I was living in a Detroit Michigan suburb during the 1983 holidays. Visited friends for Christmas eve or Christmas, I can’t remember which. But they had a small home and each time someone would open the front door the entire front room of their house would instantly fog up to zero visibility. Sub zero air meeting the cooking heat and humidity I guess. I also remember that the brutal cold of being outside for just a few seconds was painful. I ended up moving to Phoenix Arizona a few months later. Then in 1990 it hit 122 in Phoenix. I was out shopping that day and I can still hear the sticky sounds made by car tires as they drove over the melting blacktop in the parking lot. Soon after that I moved to a more moderate climate … so now I deal with the threat of wild fires.
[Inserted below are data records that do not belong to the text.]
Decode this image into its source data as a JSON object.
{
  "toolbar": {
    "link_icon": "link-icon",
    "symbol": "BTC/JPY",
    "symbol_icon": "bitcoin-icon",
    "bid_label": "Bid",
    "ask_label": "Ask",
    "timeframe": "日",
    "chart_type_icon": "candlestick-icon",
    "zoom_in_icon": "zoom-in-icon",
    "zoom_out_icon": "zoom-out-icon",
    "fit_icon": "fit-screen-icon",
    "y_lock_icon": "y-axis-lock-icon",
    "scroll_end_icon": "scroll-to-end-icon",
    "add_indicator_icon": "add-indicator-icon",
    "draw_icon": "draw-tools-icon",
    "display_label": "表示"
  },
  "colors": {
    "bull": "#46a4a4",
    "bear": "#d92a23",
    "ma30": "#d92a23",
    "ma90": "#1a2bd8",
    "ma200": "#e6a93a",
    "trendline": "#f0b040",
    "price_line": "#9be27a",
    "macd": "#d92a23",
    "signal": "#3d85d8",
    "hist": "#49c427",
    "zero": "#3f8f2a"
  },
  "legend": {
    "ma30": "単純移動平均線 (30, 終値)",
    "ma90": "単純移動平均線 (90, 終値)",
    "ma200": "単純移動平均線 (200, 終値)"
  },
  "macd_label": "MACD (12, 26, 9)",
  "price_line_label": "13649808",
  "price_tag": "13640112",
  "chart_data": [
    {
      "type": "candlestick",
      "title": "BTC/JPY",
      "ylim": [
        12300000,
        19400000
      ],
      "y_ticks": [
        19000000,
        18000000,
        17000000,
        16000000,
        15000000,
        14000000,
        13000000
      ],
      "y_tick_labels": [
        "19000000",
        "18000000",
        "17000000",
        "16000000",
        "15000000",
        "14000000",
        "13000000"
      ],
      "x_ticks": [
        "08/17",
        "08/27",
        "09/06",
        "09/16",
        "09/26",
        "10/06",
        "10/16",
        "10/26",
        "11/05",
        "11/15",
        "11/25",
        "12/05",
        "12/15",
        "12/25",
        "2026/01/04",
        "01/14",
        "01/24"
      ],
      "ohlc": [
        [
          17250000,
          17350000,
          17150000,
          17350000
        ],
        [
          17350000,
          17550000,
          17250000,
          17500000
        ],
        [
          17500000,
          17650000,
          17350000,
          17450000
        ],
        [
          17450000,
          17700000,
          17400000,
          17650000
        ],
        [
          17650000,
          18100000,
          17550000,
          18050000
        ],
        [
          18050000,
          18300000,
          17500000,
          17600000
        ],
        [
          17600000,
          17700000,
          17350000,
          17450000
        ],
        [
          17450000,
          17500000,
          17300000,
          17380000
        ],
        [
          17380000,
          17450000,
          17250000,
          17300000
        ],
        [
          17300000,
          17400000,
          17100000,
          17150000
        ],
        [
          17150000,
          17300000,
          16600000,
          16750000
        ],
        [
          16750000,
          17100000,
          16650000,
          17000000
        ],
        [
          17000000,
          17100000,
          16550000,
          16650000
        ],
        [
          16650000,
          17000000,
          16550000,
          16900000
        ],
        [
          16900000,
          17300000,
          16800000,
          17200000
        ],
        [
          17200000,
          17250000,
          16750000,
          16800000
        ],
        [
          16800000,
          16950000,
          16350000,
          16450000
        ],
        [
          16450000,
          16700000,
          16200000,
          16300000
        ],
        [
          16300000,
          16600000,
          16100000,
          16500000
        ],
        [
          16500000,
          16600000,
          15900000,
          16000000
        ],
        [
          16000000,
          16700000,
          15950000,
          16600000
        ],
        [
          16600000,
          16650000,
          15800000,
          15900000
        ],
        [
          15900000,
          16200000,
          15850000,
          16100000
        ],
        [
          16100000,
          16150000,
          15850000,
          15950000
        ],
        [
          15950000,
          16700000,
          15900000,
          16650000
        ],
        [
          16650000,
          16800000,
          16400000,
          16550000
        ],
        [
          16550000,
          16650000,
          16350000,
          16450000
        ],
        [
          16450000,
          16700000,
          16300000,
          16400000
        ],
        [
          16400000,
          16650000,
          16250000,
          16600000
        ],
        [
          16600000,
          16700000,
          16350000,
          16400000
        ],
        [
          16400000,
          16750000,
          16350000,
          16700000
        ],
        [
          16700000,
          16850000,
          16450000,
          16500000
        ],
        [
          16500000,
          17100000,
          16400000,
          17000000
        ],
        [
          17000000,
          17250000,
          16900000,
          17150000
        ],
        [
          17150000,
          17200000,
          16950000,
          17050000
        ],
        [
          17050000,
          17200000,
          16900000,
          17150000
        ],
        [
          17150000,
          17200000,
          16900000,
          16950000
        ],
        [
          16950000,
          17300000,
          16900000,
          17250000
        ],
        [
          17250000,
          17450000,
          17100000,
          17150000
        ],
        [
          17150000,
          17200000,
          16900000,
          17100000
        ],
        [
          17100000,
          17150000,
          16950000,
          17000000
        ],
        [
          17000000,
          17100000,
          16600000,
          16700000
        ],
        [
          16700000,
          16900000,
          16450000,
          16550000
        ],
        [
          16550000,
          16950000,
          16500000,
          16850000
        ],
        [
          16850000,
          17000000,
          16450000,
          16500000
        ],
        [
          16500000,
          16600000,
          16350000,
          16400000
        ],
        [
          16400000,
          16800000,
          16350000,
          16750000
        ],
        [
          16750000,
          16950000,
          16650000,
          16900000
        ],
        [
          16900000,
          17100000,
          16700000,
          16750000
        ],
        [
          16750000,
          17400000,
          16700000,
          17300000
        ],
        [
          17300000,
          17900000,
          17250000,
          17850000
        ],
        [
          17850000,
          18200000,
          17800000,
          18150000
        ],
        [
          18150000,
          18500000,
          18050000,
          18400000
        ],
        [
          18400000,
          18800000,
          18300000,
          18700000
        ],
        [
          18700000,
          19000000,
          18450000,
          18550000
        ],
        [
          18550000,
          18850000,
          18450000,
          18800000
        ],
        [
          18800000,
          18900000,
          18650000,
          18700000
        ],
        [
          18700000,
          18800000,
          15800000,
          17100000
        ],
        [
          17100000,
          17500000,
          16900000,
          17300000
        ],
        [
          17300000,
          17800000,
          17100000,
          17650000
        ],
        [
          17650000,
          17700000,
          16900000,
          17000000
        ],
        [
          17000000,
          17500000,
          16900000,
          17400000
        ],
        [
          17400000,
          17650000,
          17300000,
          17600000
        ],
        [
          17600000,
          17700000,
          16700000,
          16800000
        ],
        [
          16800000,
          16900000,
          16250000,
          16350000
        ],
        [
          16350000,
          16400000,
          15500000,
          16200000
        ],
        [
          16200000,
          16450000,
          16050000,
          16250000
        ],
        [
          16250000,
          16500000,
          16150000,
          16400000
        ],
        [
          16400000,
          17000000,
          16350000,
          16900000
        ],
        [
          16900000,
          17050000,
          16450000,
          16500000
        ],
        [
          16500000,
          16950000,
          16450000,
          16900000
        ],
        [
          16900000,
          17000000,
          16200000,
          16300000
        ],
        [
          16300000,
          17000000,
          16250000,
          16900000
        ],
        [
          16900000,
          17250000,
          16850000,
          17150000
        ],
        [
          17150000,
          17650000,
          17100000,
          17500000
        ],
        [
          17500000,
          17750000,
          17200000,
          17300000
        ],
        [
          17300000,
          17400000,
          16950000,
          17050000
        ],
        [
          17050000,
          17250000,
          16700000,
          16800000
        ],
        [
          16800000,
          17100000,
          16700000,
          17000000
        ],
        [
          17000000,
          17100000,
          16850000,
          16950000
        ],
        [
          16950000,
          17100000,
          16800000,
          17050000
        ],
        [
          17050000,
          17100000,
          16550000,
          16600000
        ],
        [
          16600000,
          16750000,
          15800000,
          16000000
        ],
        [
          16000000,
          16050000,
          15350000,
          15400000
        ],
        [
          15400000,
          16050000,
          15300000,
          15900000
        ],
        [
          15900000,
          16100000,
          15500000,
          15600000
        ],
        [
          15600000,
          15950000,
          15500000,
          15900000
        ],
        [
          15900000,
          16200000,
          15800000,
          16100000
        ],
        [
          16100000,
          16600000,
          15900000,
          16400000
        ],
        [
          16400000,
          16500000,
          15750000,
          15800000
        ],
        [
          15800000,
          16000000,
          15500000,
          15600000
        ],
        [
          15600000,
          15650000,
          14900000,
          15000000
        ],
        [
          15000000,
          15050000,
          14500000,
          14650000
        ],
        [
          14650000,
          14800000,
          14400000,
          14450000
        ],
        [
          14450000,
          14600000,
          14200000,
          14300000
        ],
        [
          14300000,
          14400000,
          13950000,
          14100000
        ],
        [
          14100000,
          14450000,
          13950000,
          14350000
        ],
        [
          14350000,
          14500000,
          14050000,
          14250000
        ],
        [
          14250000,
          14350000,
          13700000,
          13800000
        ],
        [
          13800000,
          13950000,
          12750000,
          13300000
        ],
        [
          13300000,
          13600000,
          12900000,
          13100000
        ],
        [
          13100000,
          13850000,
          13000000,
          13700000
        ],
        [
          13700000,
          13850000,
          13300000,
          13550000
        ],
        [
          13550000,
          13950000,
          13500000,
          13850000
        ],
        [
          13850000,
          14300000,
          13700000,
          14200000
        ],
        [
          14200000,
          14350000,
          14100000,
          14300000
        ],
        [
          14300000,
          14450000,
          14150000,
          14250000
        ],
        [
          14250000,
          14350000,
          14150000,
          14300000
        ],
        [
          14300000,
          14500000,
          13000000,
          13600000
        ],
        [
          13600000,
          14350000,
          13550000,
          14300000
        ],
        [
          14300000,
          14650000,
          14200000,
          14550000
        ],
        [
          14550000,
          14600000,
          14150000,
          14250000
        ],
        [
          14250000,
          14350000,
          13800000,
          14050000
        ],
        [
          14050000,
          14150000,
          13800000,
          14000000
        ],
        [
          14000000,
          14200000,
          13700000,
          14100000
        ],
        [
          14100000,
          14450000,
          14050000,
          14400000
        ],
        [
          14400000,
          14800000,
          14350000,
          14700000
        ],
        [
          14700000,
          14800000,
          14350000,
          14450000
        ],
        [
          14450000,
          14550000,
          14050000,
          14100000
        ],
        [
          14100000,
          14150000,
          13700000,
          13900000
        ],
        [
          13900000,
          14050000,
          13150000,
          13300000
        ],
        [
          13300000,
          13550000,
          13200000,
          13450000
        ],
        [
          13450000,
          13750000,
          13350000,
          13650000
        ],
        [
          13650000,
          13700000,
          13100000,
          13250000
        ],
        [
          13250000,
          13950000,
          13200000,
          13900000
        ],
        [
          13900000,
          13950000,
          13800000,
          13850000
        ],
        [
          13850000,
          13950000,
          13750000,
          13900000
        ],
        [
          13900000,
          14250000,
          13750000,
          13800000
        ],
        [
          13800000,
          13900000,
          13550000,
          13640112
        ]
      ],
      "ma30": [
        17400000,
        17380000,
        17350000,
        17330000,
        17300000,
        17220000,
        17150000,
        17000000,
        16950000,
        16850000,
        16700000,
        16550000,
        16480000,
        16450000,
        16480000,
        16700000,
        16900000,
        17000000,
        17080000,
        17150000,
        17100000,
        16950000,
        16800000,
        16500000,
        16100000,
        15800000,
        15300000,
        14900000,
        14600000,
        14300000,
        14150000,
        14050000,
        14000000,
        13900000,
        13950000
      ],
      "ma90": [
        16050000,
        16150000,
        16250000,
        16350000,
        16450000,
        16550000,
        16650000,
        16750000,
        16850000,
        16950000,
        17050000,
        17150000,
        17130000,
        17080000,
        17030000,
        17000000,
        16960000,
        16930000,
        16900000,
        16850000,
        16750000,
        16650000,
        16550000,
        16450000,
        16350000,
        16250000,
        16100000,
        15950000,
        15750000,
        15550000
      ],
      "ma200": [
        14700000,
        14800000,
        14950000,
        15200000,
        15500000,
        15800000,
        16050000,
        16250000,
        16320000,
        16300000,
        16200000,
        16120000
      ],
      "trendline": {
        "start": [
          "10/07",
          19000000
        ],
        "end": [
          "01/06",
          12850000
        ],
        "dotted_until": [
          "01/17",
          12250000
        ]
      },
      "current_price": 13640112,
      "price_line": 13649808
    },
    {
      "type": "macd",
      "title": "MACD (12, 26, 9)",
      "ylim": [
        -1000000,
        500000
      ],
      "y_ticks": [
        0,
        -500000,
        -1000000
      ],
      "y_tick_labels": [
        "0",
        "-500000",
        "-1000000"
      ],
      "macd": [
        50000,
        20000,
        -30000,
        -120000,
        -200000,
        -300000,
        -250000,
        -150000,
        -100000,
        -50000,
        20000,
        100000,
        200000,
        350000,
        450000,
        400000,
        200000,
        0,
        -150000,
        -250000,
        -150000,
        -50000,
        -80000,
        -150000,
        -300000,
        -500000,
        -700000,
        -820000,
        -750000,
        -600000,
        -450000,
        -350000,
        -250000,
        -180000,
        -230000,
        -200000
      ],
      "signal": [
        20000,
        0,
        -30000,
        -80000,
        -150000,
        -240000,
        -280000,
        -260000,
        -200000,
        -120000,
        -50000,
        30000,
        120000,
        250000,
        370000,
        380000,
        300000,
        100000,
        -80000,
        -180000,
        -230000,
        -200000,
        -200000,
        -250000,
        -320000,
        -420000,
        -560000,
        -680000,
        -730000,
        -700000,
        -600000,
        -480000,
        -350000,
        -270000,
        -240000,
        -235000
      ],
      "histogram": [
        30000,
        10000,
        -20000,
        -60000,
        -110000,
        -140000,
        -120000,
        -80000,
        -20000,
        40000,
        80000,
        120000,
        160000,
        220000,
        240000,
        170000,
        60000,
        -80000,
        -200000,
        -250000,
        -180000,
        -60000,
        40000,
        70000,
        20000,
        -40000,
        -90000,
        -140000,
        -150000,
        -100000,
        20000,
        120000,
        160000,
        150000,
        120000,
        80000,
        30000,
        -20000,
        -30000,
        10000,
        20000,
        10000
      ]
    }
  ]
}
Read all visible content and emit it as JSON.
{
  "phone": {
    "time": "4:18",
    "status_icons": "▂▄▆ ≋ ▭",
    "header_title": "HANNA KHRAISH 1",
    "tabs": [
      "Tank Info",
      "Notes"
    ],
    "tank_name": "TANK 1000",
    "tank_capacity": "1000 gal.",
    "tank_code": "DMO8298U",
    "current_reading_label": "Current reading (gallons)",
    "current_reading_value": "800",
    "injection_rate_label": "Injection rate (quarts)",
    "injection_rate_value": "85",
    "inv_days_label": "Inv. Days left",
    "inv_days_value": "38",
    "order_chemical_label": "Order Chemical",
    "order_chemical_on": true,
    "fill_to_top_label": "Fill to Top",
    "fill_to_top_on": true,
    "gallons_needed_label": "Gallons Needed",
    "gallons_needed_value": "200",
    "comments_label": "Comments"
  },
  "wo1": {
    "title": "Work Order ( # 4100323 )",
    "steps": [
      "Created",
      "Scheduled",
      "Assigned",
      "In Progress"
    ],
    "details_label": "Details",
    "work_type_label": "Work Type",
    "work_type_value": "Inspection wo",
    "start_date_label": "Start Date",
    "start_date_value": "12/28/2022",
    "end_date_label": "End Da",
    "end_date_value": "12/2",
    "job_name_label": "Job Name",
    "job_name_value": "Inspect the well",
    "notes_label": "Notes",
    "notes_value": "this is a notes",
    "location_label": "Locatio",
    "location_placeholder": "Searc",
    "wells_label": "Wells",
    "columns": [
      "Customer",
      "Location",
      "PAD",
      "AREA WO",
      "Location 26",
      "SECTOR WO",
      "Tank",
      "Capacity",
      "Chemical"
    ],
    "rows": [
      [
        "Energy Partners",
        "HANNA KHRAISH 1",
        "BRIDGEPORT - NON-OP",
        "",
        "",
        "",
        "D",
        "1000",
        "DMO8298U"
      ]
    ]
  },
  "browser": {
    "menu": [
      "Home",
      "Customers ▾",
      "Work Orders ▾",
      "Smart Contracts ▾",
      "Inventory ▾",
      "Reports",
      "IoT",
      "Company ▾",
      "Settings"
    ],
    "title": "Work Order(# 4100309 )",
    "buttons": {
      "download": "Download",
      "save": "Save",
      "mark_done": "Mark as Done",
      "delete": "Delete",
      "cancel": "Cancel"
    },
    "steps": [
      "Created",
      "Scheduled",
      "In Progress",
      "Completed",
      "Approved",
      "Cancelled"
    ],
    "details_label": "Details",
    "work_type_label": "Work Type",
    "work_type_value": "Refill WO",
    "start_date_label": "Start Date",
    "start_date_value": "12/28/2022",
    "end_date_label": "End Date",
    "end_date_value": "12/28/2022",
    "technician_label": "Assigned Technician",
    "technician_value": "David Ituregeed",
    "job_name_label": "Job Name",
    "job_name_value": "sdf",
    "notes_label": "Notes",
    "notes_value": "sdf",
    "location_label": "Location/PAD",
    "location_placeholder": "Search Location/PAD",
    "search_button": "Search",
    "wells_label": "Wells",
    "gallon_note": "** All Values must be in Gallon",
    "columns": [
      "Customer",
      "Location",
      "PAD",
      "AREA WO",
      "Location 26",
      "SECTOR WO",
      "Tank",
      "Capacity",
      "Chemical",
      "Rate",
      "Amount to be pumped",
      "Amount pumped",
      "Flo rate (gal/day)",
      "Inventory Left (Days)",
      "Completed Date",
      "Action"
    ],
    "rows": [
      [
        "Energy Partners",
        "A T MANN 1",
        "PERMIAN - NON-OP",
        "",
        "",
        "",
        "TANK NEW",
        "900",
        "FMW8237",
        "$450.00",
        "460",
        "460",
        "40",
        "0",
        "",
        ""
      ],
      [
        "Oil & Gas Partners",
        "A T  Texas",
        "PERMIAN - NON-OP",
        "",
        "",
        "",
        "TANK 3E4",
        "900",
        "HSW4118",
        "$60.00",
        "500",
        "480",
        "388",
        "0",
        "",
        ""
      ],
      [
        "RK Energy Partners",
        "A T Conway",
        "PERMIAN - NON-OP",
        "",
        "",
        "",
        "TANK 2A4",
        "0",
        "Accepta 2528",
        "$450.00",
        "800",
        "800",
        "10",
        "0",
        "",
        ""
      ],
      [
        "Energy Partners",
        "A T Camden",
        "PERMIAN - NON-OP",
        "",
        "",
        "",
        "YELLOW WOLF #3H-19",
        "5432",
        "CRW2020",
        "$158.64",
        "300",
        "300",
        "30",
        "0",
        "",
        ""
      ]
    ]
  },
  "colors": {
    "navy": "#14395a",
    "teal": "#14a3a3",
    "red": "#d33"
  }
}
December 24, 1983 as I remember was -70 during the night. My mother received a call from my great-aunt, that the heat was not working in our 3-story mixed use building in downtown Lemont, Illinois. She owned it and lived on the 2nd story. My mother, pharmacist brother, and I ran the pharmacy on the 1st floor.
Sure enough, after walking a block, we discovered that the boiler had went out. We had to transport the dear aunt to our home. All the tenants (4) were instructed to go stay elsewhere and we would provide payment. Also, they were told to not run any water or flush toilets. One tenant did not listen and flushed her toilet and cracked it. Oh well.
For 3 days, in order to work in the drugstore we had no heat and worked in our winter jackets. That was a very costly boiler to replace. What a memory! Sue Little
I enjoyed reading about 12-24-83. I do not understand where I would type up “my story” from that date.
Hi Susan, right where you posted this comment you can share your story! We’d love to hear it!
We were living in Texas in 1983 & went to Kentucky for Christmas to see our families. It was really cold & dark when we got to KY so we only took what was necessary for overnight inside. The next morning we got the rest of our stuff out of the car & our shampoo was froze solid. We had just purchased our first home & moved into it in December. We were so worried because we kept hearing about how cold it was in Texas & so many people were having busted water lines. Thankfully when we got back to Texas ours had not busted.
My wife and I were married December 17, 1983 in northern Indiana. We had a record low that day of -15 with a wind chill of -50 to -80! Photos of us coming out of the church look like we’re shouting for joy but really we were screaming at the cold! LOL
Jeff Clark, hahaha thanks for sharing!